Tiramisu - Flesh of the Gods

I tried my hand at making tiramisu this weekend and the results were OUTSTANDING! Now I’m stuck with a 13 x 9 inch pan full of Kahlua/Espresso soaked ladyfingers with marscapone cheese and grated chocolate. Who wants some?

(And, yes, I realize the recipe called for brandy but I didn’t have any. The kahlua added just a little more coffee flavor).

Ah, yes.

I’m in a cooking club, and one of the desserts we made at one of the get togethers was a White Russian Tiramisu. It was out of this world. So your kahlua is just divine!
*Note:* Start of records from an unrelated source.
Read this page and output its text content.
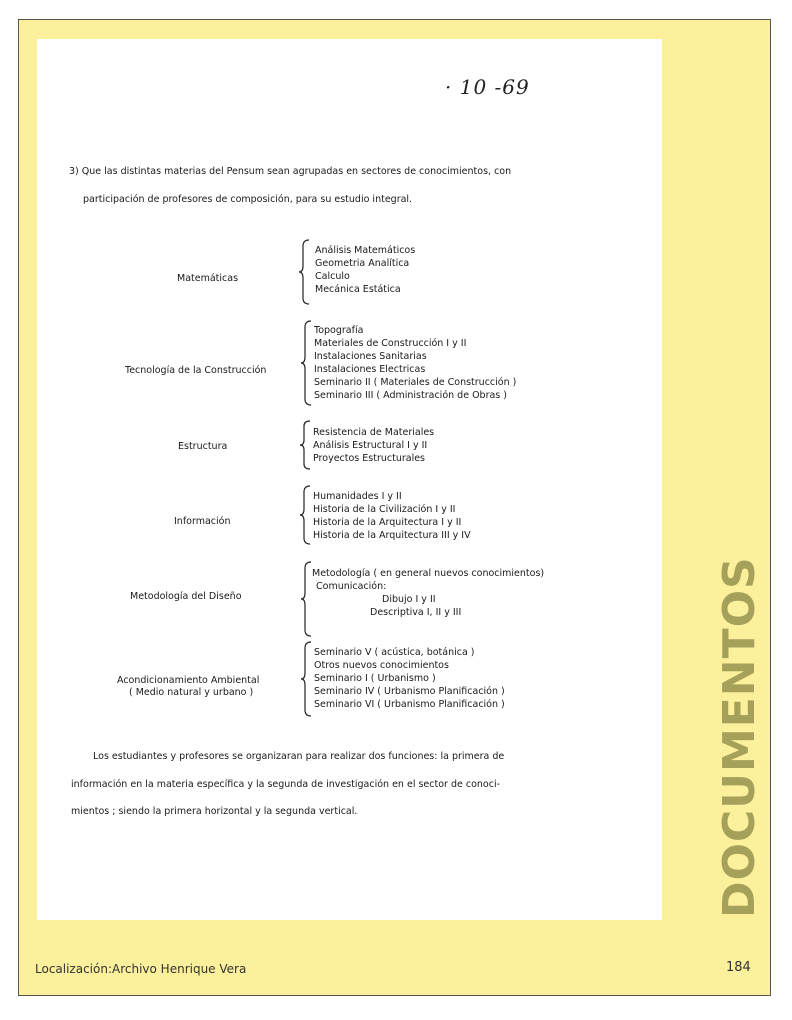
· 10 -69
3) Que las distintas materias del Pensum sean agrupadas en sectores de conocimientos, con
participación de profesores de composición, para su estudio integral.
Matemáticas
Análisis Matemáticos
Geometria Analítica
Calculo
Mecánica Estática
Tecnología de la Construcción
Topografía
Materiales de Construcción I y II
Instalaciones Sanitarias
Instalaciones Electricas
Seminario II ( Materiales de Construcción )
Seminario III ( Administración de Obras )
Estructura
Resistencia de Materiales
Análisis Estructural I y II
Proyectos Estructurales
Información
Humanidades I y II
Historia de la Civilización I y II
Historia de la Arquitectura I y II
Historia de la Arquitectura III y IV
Metodología del Diseño
Metodología ( en general nuevos conocimientos)
Comunicación:
Dibujo I y II
Descriptiva I, II y III
Acondicionamiento Ambiental
( Medio natural y urbano )
Seminario V ( acústica, botánica )
Otros nuevos conocimientos
Seminario I ( Urbanismo )
Seminario IV ( Urbanismo Planificación )
Seminario VI ( Urbanismo Planificación )
Los estudiantes y profesores se organizaran para realizar dos funciones: la primera de
información en la materia específica y la segunda de investigación en el sector de conoci-
mientos ; siendo la primera horizontal y la segunda vertical.	DOCUMENTOS
Localización:Archivo Henrique Vera	184
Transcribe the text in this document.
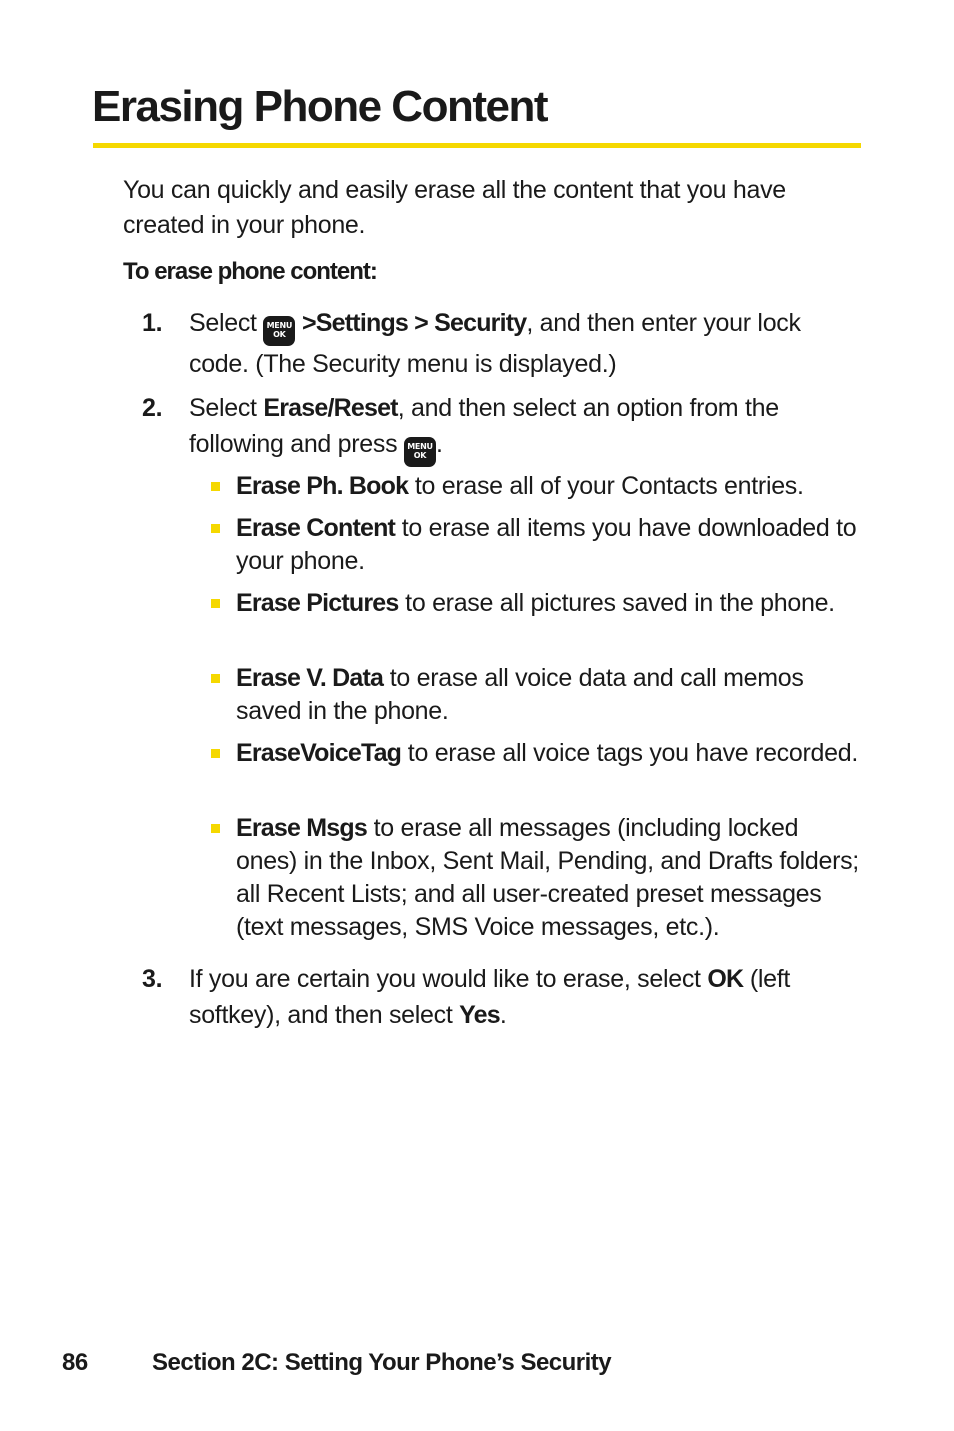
Erasing Phone Content

You can quickly and easily erase all the content that you have created in your phone.

To erase phone content:

1. Select MENU
OK >Settings > Security, and then enter your lock code. (The Security menu is displayed.)
2. Select Erase/Reset, and then select an option from the following and press MENU
OK .
Erase Ph. Book to erase all of your Contacts entries.
Erase Content to erase all items you have downloaded to your phone.
Erase Pictures to erase all pictures saved in the phone.
Erase V. Data to erase all voice data and call memos saved in the phone.
EraseVoiceTag to erase all voice tags you have recorded.
Erase Msgs to erase all messages (including locked ones) in the Inbox, Sent Mail, Pending, and Drafts folders; all Recent Lists; and all user-created preset messages (text messages, SMS Voice messages, etc.).
3. If you are certain you would like to erase, select OK (left softkey), and then select Yes.
86	Section 2C: Setting Your Phone’s Security
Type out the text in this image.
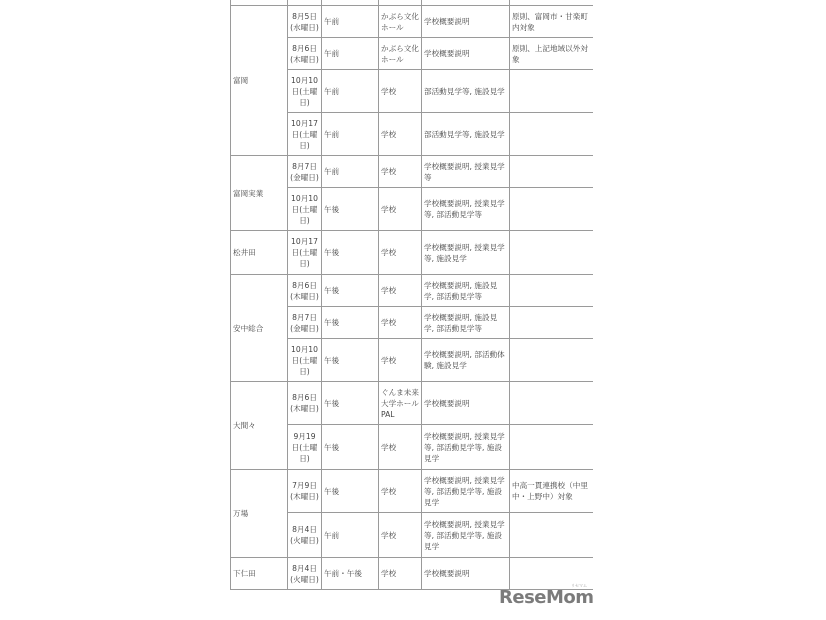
富岡	8月5日(水曜日)	午前	かぶら文化ホール	学校概要説明	原則、富岡市・甘楽町内対象
	8月6日(木曜日)	午前	かぶら文化ホール	学校概要説明	原則、上記地域以外対象
	10月10日(土曜日)	午前	学校	部活動見学等, 施設見学	
	10月17日(土曜日)	午前	学校	部活動見学等, 施設見学	
富岡実業	8月7日(金曜日)	午前	学校	学校概要説明, 授業見学等	
	10月10日(土曜日)	午後	学校	学校概要説明, 授業見学等, 部活動見学等	
松井田	10月17日(土曜日)	午後	学校	学校概要説明, 授業見学等, 施設見学	
安中総合	8月6日(木曜日)	午後	学校	学校概要説明, 施設見学, 部活動見学等	
	8月7日(金曜日)	午後	学校	学校概要説明, 施設見学, 部活動見学等	
	10月10日(土曜日)	午後	学校	学校概要説明, 部活動体験, 施設見学	
大間々	8月6日(木曜日)	午後	ぐんま未来大学ホールPAL	学校概要説明	
	9月19日(土曜日)	午後	学校	学校概要説明, 授業見学等, 部活動見学等, 施設見学	
万場	7月9日(木曜日)	午後	学校	学校概要説明, 授業見学等, 部活動見学等, 施設見学	中高一貫連携校（中里中・上野中）対象
	8月4日(火曜日)	午前	学校	学校概要説明, 授業見学等, 部活動見学等, 施設見学	
下仁田	8月4日(火曜日)	午前・午後	学校	学校概要説明	
ReseMom
リセマム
Incidentally, it was a Cooking Light recipe, so if you’re interested, you can probably pick it up at their website by doing a recipe search.

I LOVE tiramisu…

I finally tried making tiramisu myself this past Thanksgiving. I underdid it with the coffee syrup, but the second time I made it, it was perfect. The recipe I used (and have since tweaked since I thought it was too rummy) calls for baking your own ladyfinger layers (you can do it in a solid round so it’s less trifle-y, which I prefer). Now I get begged for it.

I used to make it for a restaurant I worked for. Their version used Grand Marnier, so much that I probably could have turned it into a flaming dessert!